Six nations européennes viennent de franchir un cap décisif dans la course à l’armement longue portée. Le 12 février 2026, elles ont signé une lettre d’intention pour développer conjointement l’OWE 500 Plus, un drone kamikaze capable de frapper à plus de 500 kilomètres. L’Europe de la défense change de vitesse.

Six pays ont signé le 12 février 2026 pour lancer ELSA, un drone kamikaze européen capable de frapper à plus de 500 km.
En juillet 2024, la France, l’Allemagne, l’Italie et la Pologne posaient les bases d’ELSA. En février 2026, la Suède et le Royaume-Uni ont officialisé leur adhésion à Bruxelles, lors d’une réunion des ministres de la Défense de l’OTAN. Le programme compte désormais six nations.
L’acronyme ELSA signifie European Long-Range Strike Approach. Ce partenariat multilatéral vise à combler un vide capacitaire criant : les armées européennes manquent cruellement de systèmes de frappe conventionnelle à grande distance. La guerre en Ukraine a révélé cette lacune.
La lettre d’intention signée le 12 février 2026 porte sur le développement conjoint d’une munition rôdeuse à bas coût. Son nom technique provisoire est One Way Effector 500 Plus. Sa portée opérationnelle dépasse les 500 kilomètres depuis sa plateforme de lancement.
Ce drone sans pilote vole jusqu’à sa cible pour la détruire, et son coût défie tous les missiles conventionnels.
L’OWE 500 Plus fonctionne comme un drone kamikaze. Lancé depuis des plateformes terrestres européennes, il survole la zone de conflit, détecte sa cible, puis plonge dessus pour la détruire. Il vise principalement les défenses aériennes ennemies, les dépôts logistiques et les centres stratégiques.
Son atout majeur reste son coût unitaire. Selon les documents du programme, le prix cible se situerait dans les cinq chiffres en euros, bien en deçà d’un missile de croisière classique. Cette accessibilité financière permettrait un déploiement en masse lors des opérations de saturation.
MBDA, géant européen des missiles, se positionne déjà pour décrocher les contrats industriels du programme ELSA.

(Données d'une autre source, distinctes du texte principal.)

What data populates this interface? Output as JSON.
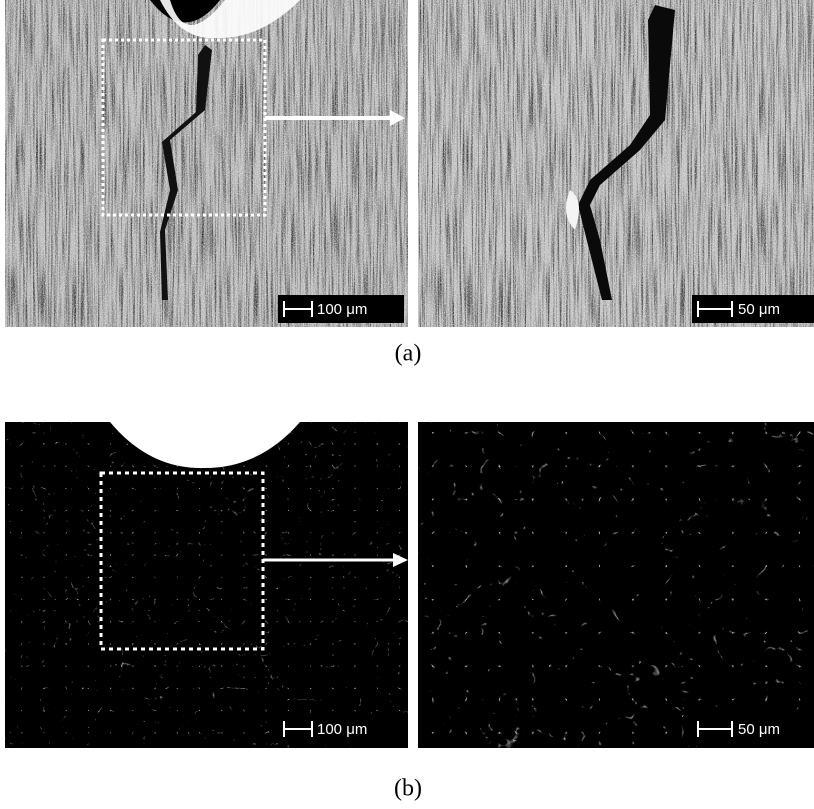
{
  "panels": [
    {
      "label": "(a)",
      "images": [
        {
          "scale_bar": "100 μm"
        },
        {
          "scale_bar": "50 μm"
        }
      ]
    },
    {
      "label": "(b)",
      "images": [
        {
          "scale_bar": "100 μm"
        },
        {
          "scale_bar": "50 μm"
        }
      ]
    }
  ]
}
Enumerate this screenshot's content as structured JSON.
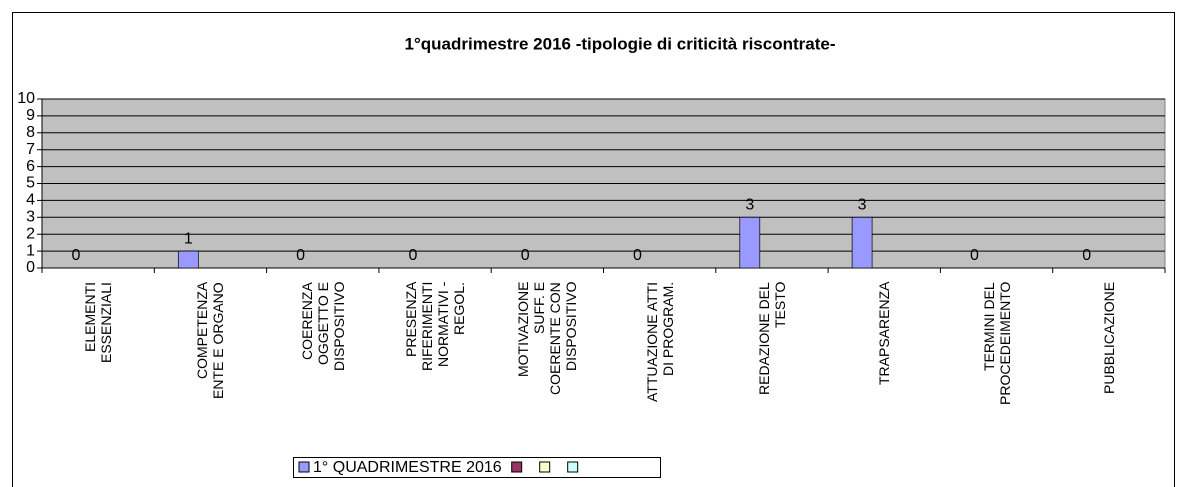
{
  "chart_data": {
    "type": "bar",
    "title": "1°quadrimestre 2016 -tipologie di criticità riscontrate-",
    "categories": [
      "ELEMENTI\nESSENZIALI",
      "COMPETENZA\nENTE E ORGANO",
      "COERENZA\nOGGETTO E\nDISPOSITIVO",
      "PRESENZA\nRIFERIMENTI\nNORMATIVI -\nREGOL.",
      "MOTIVAZIONE\nSUFF. E\nCOERENTE CON\nDISPOSITIVO",
      "ATTUAZIONE ATTI\nDI PROGRAM.",
      "REDAZIONE  DEL\nTESTO",
      "TRAPSARENZA",
      "TERMINI DEL\nPROCEDEIMENTO",
      "PUBBLICAZIONE"
    ],
    "series": [
      {
        "name": "1° QUADRIMESTRE 2016",
        "color": "#9999ff",
        "values": [
          0,
          1,
          0,
          0,
          0,
          0,
          3,
          3,
          0,
          0
        ]
      },
      {
        "color": "#993366",
        "values": [
          null,
          null,
          null,
          null,
          null,
          null,
          null,
          null,
          null,
          null
        ]
      },
      {
        "color": "#ffffcc",
        "values": [
          null,
          null,
          null,
          null,
          null,
          null,
          null,
          null,
          null,
          null
        ]
      },
      {
        "color": "#ccffff",
        "values": [
          null,
          null,
          null,
          null,
          null,
          null,
          null,
          null,
          null,
          null
        ]
      }
    ],
    "ylim": [
      0,
      10
    ],
    "yticks": [
      0,
      1,
      2,
      3,
      4,
      5,
      6,
      7,
      8,
      9,
      10
    ],
    "grid": true,
    "legend": "bottom"
  }
}
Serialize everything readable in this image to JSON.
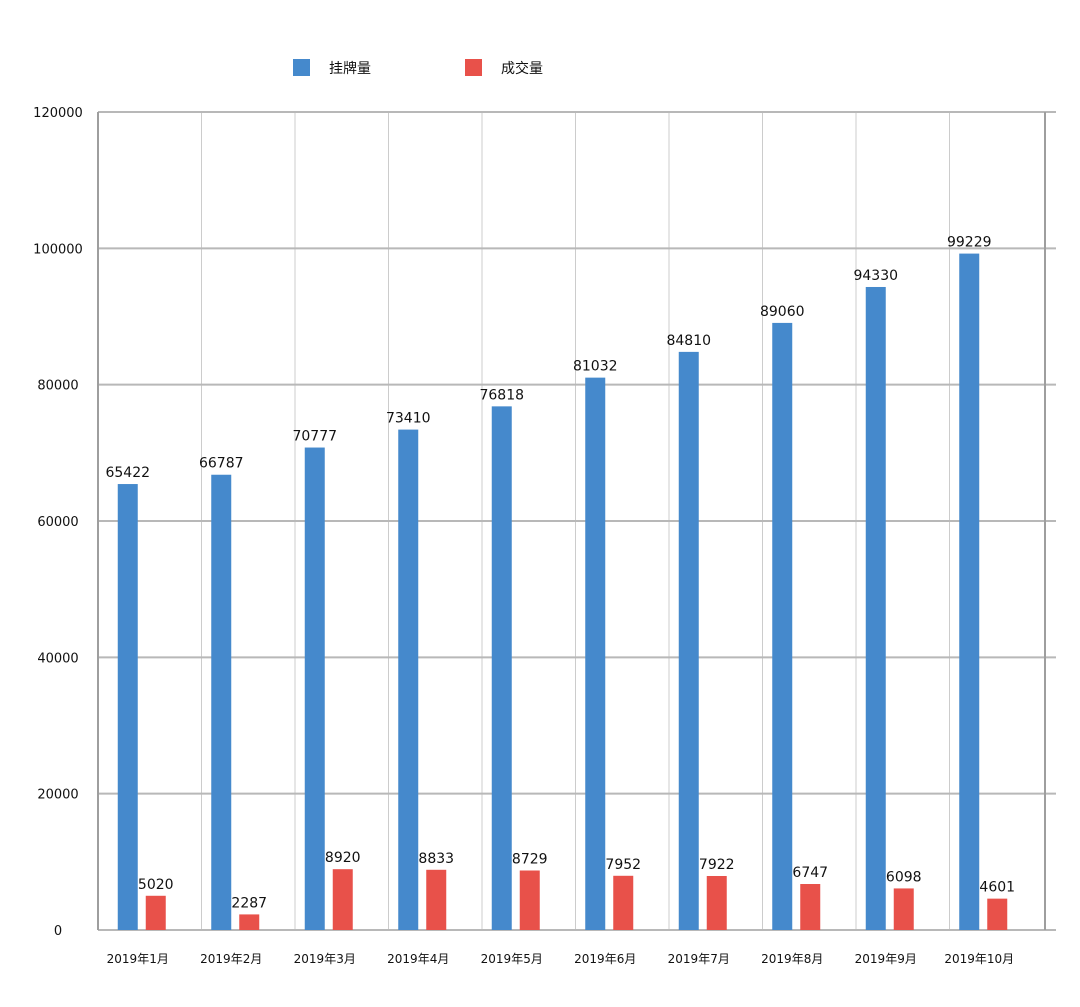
{
  "chart_data": {
    "type": "bar",
    "title": "",
    "xlabel": "",
    "ylabel": "",
    "ylim": [
      0,
      120000
    ],
    "yticks": [
      0,
      20000,
      40000,
      60000,
      80000,
      100000,
      120000
    ],
    "grid": true,
    "legend_position": "top",
    "categories": [
      "2019年1月",
      "2019年2月",
      "2019年3月",
      "2019年4月",
      "2019年5月",
      "2019年6月",
      "2019年7月",
      "2019年8月",
      "2019年9月",
      "2019年10月"
    ],
    "series": [
      {
        "name": "挂牌量",
        "color": "#4589cc",
        "values": [
          65422,
          66787,
          70777,
          73410,
          76818,
          81032,
          84810,
          89060,
          94330,
          99229
        ]
      },
      {
        "name": "成交量",
        "color": "#e8514a",
        "values": [
          5020,
          2287,
          8920,
          8833,
          8729,
          7952,
          7922,
          6747,
          6098,
          4601
        ]
      }
    ]
  }
}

MBDA, le principal fabricant européen de missiles, figure en tête des candidats industriels. Le groupe est déjà présent dans quatre des six pays signataires. Il travaille sur un système comparable, le Crossbow, une munition rôdeuse lourde d’une portée supérieure à 800 kilomètres.
La France a d’ailleurs déjà passé commande auprès de MBDA pour une version nationale de cet effecteur. Les premières livraisons sont attendues mi-2027. De son côté, l’Allemagne prévoit d’intégrer l’effecteur ELSA au sein de sa Multi-Domain Task Force, opérationnelle d’ici 2029.
L’OTAN s’aligne sur ELSA le même jour, renforçant la pression sur les industriels pour livrer vite et en masse.
Le même 12 février 2026, l’OTAN a annoncé un programme parallèle de frappe longue portée. L’Alliance explore de nouveaux mécanismes d’acquisition pour accélérer l’adoption de ces systèmes. Elle souhaite également associer des entreprises de défense non traditionnelles au processus.
La production distribuée de la plateforme ELSA sera répartie entre plusieurs pays européens. Cette organisation vise à accélérer la montée en cadence et à renforcer la résilience industrielle face à d’éventuelles disruptions. Des questions restent ouvertes sur la taille des ogives et le choix des sous-traitants.
Au-delà du drone kamikaze, ELSA ambitionne de développer d’autres capacités complémentaires. Parmi elles figurent des systèmes d’alerte précoce aéroportés et des lanceurs multi-missiles, baptisés Euro Multi Missile Launcher. Ensemble, ces outils doivent harmoniser la puissance de frappe des armées du continent.